Making money is hard. Saving money is hard. However, sometimes, there are simple, easy steps that can be taken that can put thousands of dollars in your pocket. Here are three techniques you can implement right now that can do just that for very little time or effort:
- Shop your insurances. I know this sounds boring and dull, but some of the best financial strategies are. Insurance premiums for home, auto, life, health, and disability can be a large percentage of your annual budget. Oftentimes, things change with the company you are currently using or in your personal situation that can cause the company that was the best value for you years ago to become the highest price in the market for your needs. Getting quotes on these insurances every two years or so will not cost you much more than an hour or two of your time and is very likely to reap large rewards. We recently recommended this to a member of ours who seemed to be paying very high homeowners insurance premiums. They had been with the same company for 15 years and did not realize their costs were going steadily higher. After quoting through three different companies they were able to secure the exact same coverage from a highly rated insurer and save more than $3,000 per year. This, all for the cost of about two hours of time. Certainly, well worth the effort.

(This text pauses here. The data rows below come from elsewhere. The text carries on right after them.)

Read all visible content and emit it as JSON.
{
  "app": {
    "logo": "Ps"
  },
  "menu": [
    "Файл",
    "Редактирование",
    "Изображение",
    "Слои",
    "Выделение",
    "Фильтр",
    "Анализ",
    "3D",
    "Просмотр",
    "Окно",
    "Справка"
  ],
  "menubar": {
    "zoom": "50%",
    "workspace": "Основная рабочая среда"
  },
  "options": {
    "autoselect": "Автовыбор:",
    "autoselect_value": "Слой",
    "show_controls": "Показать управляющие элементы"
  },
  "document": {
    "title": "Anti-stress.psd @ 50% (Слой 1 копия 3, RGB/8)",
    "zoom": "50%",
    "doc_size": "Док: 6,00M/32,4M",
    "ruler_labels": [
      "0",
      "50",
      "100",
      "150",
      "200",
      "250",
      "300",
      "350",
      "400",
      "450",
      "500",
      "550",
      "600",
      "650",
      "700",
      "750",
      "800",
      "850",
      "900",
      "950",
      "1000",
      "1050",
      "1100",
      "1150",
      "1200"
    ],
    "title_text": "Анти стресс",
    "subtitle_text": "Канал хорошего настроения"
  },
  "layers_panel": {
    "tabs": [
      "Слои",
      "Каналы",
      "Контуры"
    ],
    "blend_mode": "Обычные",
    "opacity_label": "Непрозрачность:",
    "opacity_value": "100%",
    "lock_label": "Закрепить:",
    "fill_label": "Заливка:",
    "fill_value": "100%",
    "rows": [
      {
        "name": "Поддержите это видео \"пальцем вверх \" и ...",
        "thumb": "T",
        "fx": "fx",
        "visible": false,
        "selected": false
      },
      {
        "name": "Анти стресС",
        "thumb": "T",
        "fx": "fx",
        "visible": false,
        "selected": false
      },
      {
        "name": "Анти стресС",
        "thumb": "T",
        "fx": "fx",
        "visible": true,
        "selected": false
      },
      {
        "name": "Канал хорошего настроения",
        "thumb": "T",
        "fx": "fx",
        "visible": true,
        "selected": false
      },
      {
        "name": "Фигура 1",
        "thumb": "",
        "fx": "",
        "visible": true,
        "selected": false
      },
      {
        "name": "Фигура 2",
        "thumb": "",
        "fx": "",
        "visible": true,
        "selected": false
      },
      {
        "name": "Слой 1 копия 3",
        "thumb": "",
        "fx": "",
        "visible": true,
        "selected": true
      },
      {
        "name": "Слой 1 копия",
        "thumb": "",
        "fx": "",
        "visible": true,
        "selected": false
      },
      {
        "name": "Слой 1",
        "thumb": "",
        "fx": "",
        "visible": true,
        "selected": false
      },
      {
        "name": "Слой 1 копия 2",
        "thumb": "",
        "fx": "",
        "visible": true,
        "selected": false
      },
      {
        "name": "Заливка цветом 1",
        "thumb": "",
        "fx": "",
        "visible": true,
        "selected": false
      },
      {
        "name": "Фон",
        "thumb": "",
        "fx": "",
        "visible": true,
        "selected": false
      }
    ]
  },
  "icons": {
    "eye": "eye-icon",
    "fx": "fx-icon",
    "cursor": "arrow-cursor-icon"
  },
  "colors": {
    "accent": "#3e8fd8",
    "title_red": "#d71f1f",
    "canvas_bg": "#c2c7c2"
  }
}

- Mortgage Refinance. If you own a house and have a mortgage, the interest you pay on that mortgage can be hundreds of thousands of dollars over its lifetime. Falling interest rates are a gift to homeowners as lower rates offer the opportunity at refinancing your mortgage at a lower rate and potentially knock tens of thousands of dollars off your interest payments. As I write this, rates are at historic lows, and thus, looking at refinancing your mortgage should be high on your priority list. For not much more than a few hours of your time, you can save lots of money over the next 15 or 30 years of your loan. This seems like a smart use of your time.
- Review the fund fees in your IRA or 401k. Investment costs, like mortgage interest, can cost you hundreds of thousands of dollars over your investing life. In fact, the difference of 1% in expenses annually compounded over 30 years of investing can cost an investor more than $200,000 by retirement. That’s not pocket change. Regularly review your 401k and IRA funds to make sure your focus is on costs, getting the same funds for the lowest fees. It is not uncommon to see one S&P 500 fund that charges 1.4% and one that charges .04%. If you have $100,000 invested that is a savings of more than $1,300 per year. Over time, when compounding is accounted for, the savings are compelling.
Each of these three money-saving options should be reviewed regularly, every two to three years. Stay focused, invest a little time, and save lots of money.